5. Korkularınla yüzleşmelisin
Fobin ile ilgili korkutucu durumların bir listesini yapmalısın. Uçmaktan korkuyorsan onunla alakalı olan hemen hemen her şeyi listene dahil edebilirsin. Yolcu kabininde beklemek, uçakları seyretmek, güvenlik görevlisinin talimatlarına uymak gibi hemen hemen her şey olabilir.

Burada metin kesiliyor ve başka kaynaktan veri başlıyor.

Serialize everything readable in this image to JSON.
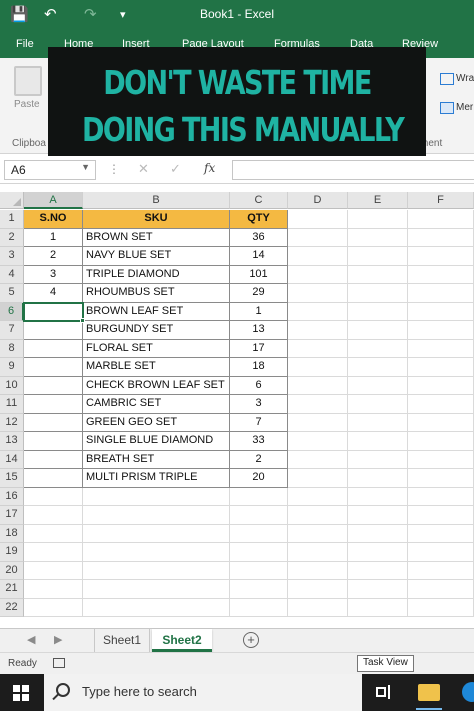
{
  "window": {
    "title": "Book1  -  Excel",
    "save_icon": "💾",
    "undo_icon": "↶",
    "redo_icon": "↷",
    "customize_icon": "▾"
  },
  "ribbon_tabs": [
    "File",
    "Home",
    "Insert",
    "Page Layout",
    "Formulas",
    "Data",
    "Review"
  ],
  "ribbon": {
    "paste_label": "Paste",
    "clipboard_label": "Clipboa",
    "wrap_label": "Wra",
    "merge_label": "Mer",
    "alignment_label": "ment"
  },
  "banner": {
    "line1": "DON'T WASTE TIME",
    "line2": "DOING THIS MANUALLY",
    "text_color": "#1fb3a3",
    "bg_color": "#101312"
  },
  "formula_bar": {
    "name_box": "A6",
    "fx_label": "fx",
    "formula": ""
  },
  "grid": {
    "columns": [
      "A",
      "B",
      "C",
      "D",
      "E",
      "F"
    ],
    "row_numbers": [
      "1",
      "2",
      "3",
      "4",
      "5",
      "6",
      "7",
      "8",
      "9",
      "10",
      "11",
      "12",
      "13",
      "14",
      "15",
      "16",
      "17",
      "18",
      "19",
      "20",
      "21",
      "22"
    ],
    "header_row": [
      "S.NO",
      "SKU",
      "QTY"
    ],
    "header_color": "#f4b942",
    "rows": [
      [
        "1",
        "BROWN SET",
        "36"
      ],
      [
        "2",
        "NAVY BLUE SET",
        "14"
      ],
      [
        "3",
        "TRIPLE DIAMOND",
        "101"
      ],
      [
        "4",
        "RHOUMBUS SET",
        "29"
      ],
      [
        "",
        "BROWN LEAF SET",
        "1"
      ],
      [
        "",
        "BURGUNDY SET",
        "13"
      ],
      [
        "",
        "FLORAL SET",
        "17"
      ],
      [
        "",
        "MARBLE SET",
        "18"
      ],
      [
        "",
        "CHECK BROWN LEAF SET",
        "6"
      ],
      [
        "",
        "CAMBRIC SET",
        "3"
      ],
      [
        "",
        "GREEN GEO SET",
        "7"
      ],
      [
        "",
        "SINGLE BLUE DIAMOND",
        "33"
      ],
      [
        "",
        "BREATH SET",
        "2"
      ],
      [
        "",
        "MULTI PRISM TRIPLE",
        "20"
      ]
    ],
    "selected_cell": "A6"
  },
  "sheets": {
    "tabs": [
      "Sheet1",
      "Sheet2"
    ],
    "active": "Sheet2",
    "add_label": "+"
  },
  "status": {
    "text": "Ready",
    "tooltip": "Task View"
  },
  "taskbar": {
    "search_placeholder": "Type here to search"
  },
  "colors": {
    "excel_green": "#217346",
    "taskbar": "#1c1c1c"
  }
}
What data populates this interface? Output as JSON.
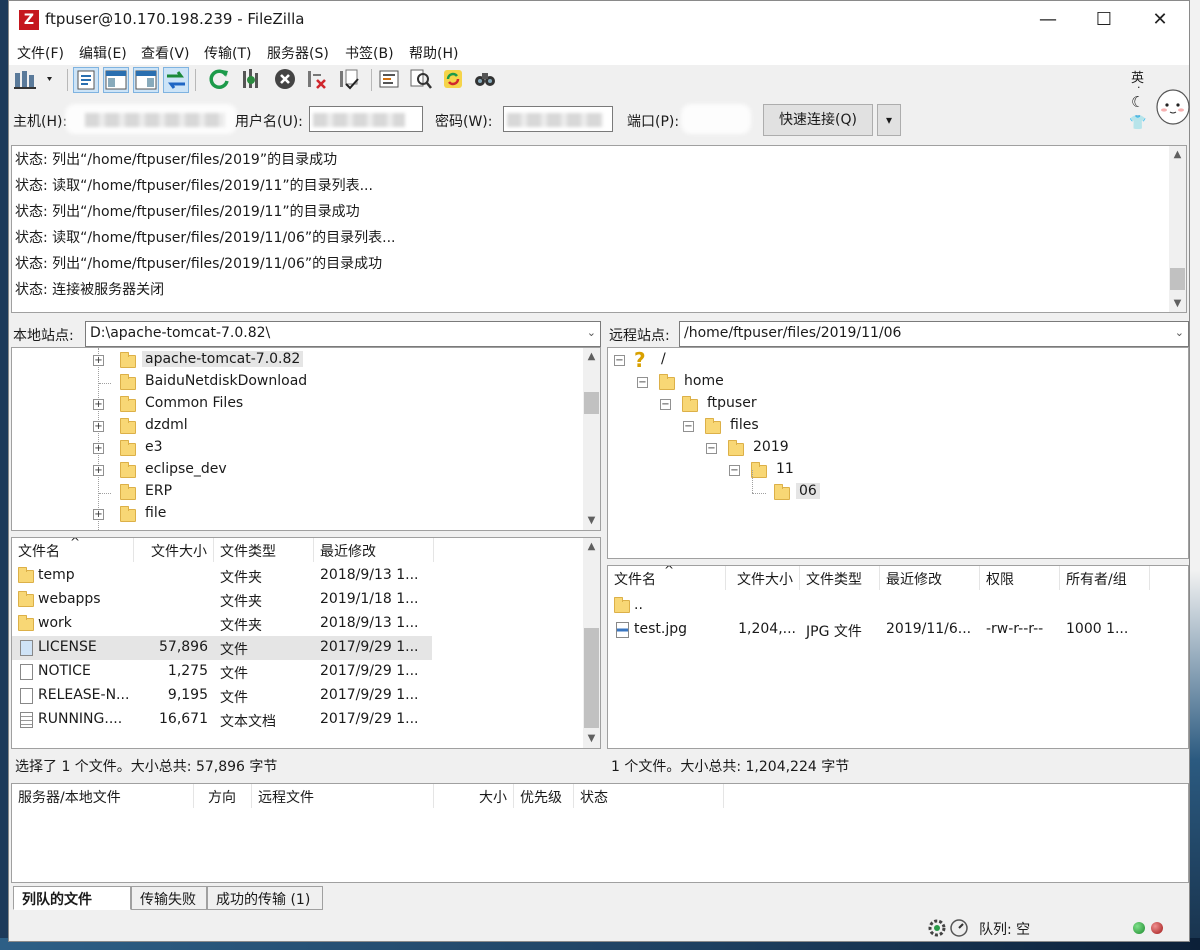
{
  "window": {
    "title": "ftpuser@10.170.198.239 - FileZilla",
    "app_icon": "Z",
    "minimize": "—",
    "maximize": "☐",
    "close": "✕"
  },
  "menu": [
    "文件(F)",
    "编辑(E)",
    "查看(V)",
    "传输(T)",
    "服务器(S)",
    "书签(B)",
    "帮助(H)"
  ],
  "toolbar_icons": [
    "site-manager-icon",
    "toggle-log-icon",
    "toggle-local-tree-icon",
    "toggle-remote-tree-icon",
    "toggle-queue-icon",
    "refresh-icon",
    "process-queue-icon",
    "cancel-icon",
    "disconnect-icon",
    "reconnect-icon",
    "filter-icon",
    "compare-icon",
    "sync-browse-icon",
    "search-icon"
  ],
  "quickconnect": {
    "host_label": "主机(H):",
    "user_label": "用户名(U):",
    "password_label": "密码(W):",
    "port_label": "端口(P):",
    "connect_button": "快速连接(Q)",
    "dropdown": "▾"
  },
  "ime": {
    "lang": "英",
    "dot": "·",
    "moon": "☾",
    "shirt": "👕"
  },
  "log": [
    "状态: 列出“/home/ftpuser/files/2019”的目录成功",
    "状态: 读取“/home/ftpuser/files/2019/11”的目录列表...",
    "状态: 列出“/home/ftpuser/files/2019/11”的目录成功",
    "状态: 读取“/home/ftpuser/files/2019/11/06”的目录列表...",
    "状态: 列出“/home/ftpuser/files/2019/11/06”的目录成功",
    "状态: 连接被服务器关闭"
  ],
  "local": {
    "site_label": "本地站点:",
    "path": "D:\\apache-tomcat-7.0.82\\",
    "tree": [
      {
        "name": "apache-tomcat-7.0.82",
        "expandable": true,
        "selected": true
      },
      {
        "name": "BaiduNetdiskDownload",
        "expandable": false,
        "selected": false
      },
      {
        "name": "Common Files",
        "expandable": true,
        "selected": false
      },
      {
        "name": "dzdml",
        "expandable": true,
        "selected": false
      },
      {
        "name": "e3",
        "expandable": true,
        "selected": false
      },
      {
        "name": "eclipse_dev",
        "expandable": true,
        "selected": false
      },
      {
        "name": "ERP",
        "expandable": false,
        "selected": false
      },
      {
        "name": "file",
        "expandable": true,
        "selected": false
      }
    ],
    "columns": [
      "文件名",
      "文件大小",
      "文件类型",
      "最近修改"
    ],
    "files": [
      {
        "name": "temp",
        "size": "",
        "type": "文件夹",
        "modified": "2018/9/13 1...",
        "icon": "folder",
        "selected": false
      },
      {
        "name": "webapps",
        "size": "",
        "type": "文件夹",
        "modified": "2019/1/18 1...",
        "icon": "folder",
        "selected": false
      },
      {
        "name": "work",
        "size": "",
        "type": "文件夹",
        "modified": "2018/9/13 1...",
        "icon": "folder",
        "selected": false
      },
      {
        "name": "LICENSE",
        "size": "57,896",
        "type": "文件",
        "modified": "2017/9/29 1...",
        "icon": "file",
        "selected": true
      },
      {
        "name": "NOTICE",
        "size": "1,275",
        "type": "文件",
        "modified": "2017/9/29 1...",
        "icon": "file",
        "selected": false
      },
      {
        "name": "RELEASE-N...",
        "size": "9,195",
        "type": "文件",
        "modified": "2017/9/29 1...",
        "icon": "file",
        "selected": false
      },
      {
        "name": "RUNNING....",
        "size": "16,671",
        "type": "文本文档",
        "modified": "2017/9/29 1...",
        "icon": "text",
        "selected": false
      }
    ],
    "status": "选择了 1 个文件。大小总共: 57,896 字节"
  },
  "remote": {
    "site_label": "远程站点:",
    "path": "/home/ftpuser/files/2019/11/06",
    "tree": [
      {
        "name": "/",
        "level": 0,
        "icon": "question"
      },
      {
        "name": "home",
        "level": 1,
        "icon": "folder"
      },
      {
        "name": "ftpuser",
        "level": 2,
        "icon": "folder"
      },
      {
        "name": "files",
        "level": 3,
        "icon": "folder"
      },
      {
        "name": "2019",
        "level": 4,
        "icon": "folder"
      },
      {
        "name": "11",
        "level": 5,
        "icon": "folder"
      },
      {
        "name": "06",
        "level": 6,
        "icon": "folder"
      }
    ],
    "question_glyph": "?",
    "columns": [
      "文件名",
      "文件大小",
      "文件类型",
      "最近修改",
      "权限",
      "所有者/组"
    ],
    "files": [
      {
        "name": "..",
        "size": "",
        "type": "",
        "modified": "",
        "perm": "",
        "owner": "",
        "icon": "folder"
      },
      {
        "name": "test.jpg",
        "size": "1,204,...",
        "type": "JPG 文件",
        "modified": "2019/11/6...",
        "perm": "-rw-r--r--",
        "owner": "1000 1...",
        "icon": "image"
      }
    ],
    "status": "1 个文件。大小总共: 1,204,224 字节"
  },
  "queue": {
    "columns": [
      "服务器/本地文件",
      "方向",
      "远程文件",
      "大小",
      "优先级",
      "状态"
    ],
    "tabs": [
      "列队的文件",
      "传输失败",
      "成功的传输 (1)"
    ],
    "status_text": "队列: 空"
  },
  "scroll": {
    "up": "▲",
    "down": "▼",
    "left": "◀",
    "right": "▶"
  },
  "misc": {
    "sort_caret": "^",
    "expand": "+",
    "collapse": "−"
  }
}
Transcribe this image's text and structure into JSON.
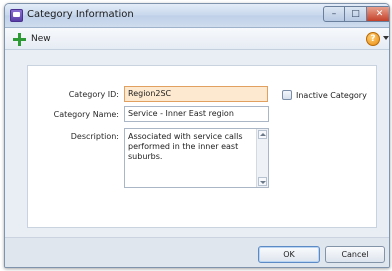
{
  "window": {
    "title": "Category Information",
    "minimize_glyph": "–",
    "maximize_glyph": "□",
    "close_glyph": "✕"
  },
  "toolbar": {
    "new_label": "New",
    "help_glyph": "?"
  },
  "form": {
    "category_id_label": "Category ID:",
    "category_id_value": "Region2SC",
    "category_name_label": "Category Name:",
    "category_name_value": "Service - Inner East region",
    "description_label": "Description:",
    "description_value": "Associated with service calls performed in the inner east suburbs.",
    "inactive_label": "Inactive Category",
    "inactive_checked": false
  },
  "footer": {
    "ok_label": "OK",
    "cancel_label": "Cancel"
  }
}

Ardından listende yer alanları korku açısından en iyiden en kötüye doğru sıralamaya çalışmalısın. İlk adım mutlaka biraz endişe verici olacaktır ama korkutucu olmayacaktır. Listeni sıralarken sonunda hedeflediğin en son hedefin ne olduğuna iyi karar vermelisin.
Listende yer alan şeyleri yapmaya çalışırken kendini olabildiğince rahat hissedene kadar devam etmelisin. Mümkünse oluşan kaygı son bulana kadar bunu denemelisin. Fobide önemli olanın endişeni yenmek olduğunu unutmamalısın.
Tüm bu adımları takip ettikten sonra geriye sadece pratik yapmak kalacaktır. Ne kadar pratik yaparsan ilerleyişin bir o kadar hızlı olacaktır. Fakat bu konuda acele etmemelisin. Eğer acele edersen kısa sürede tükenecek ve yarı yolda kalman söz konusu olabilecektir.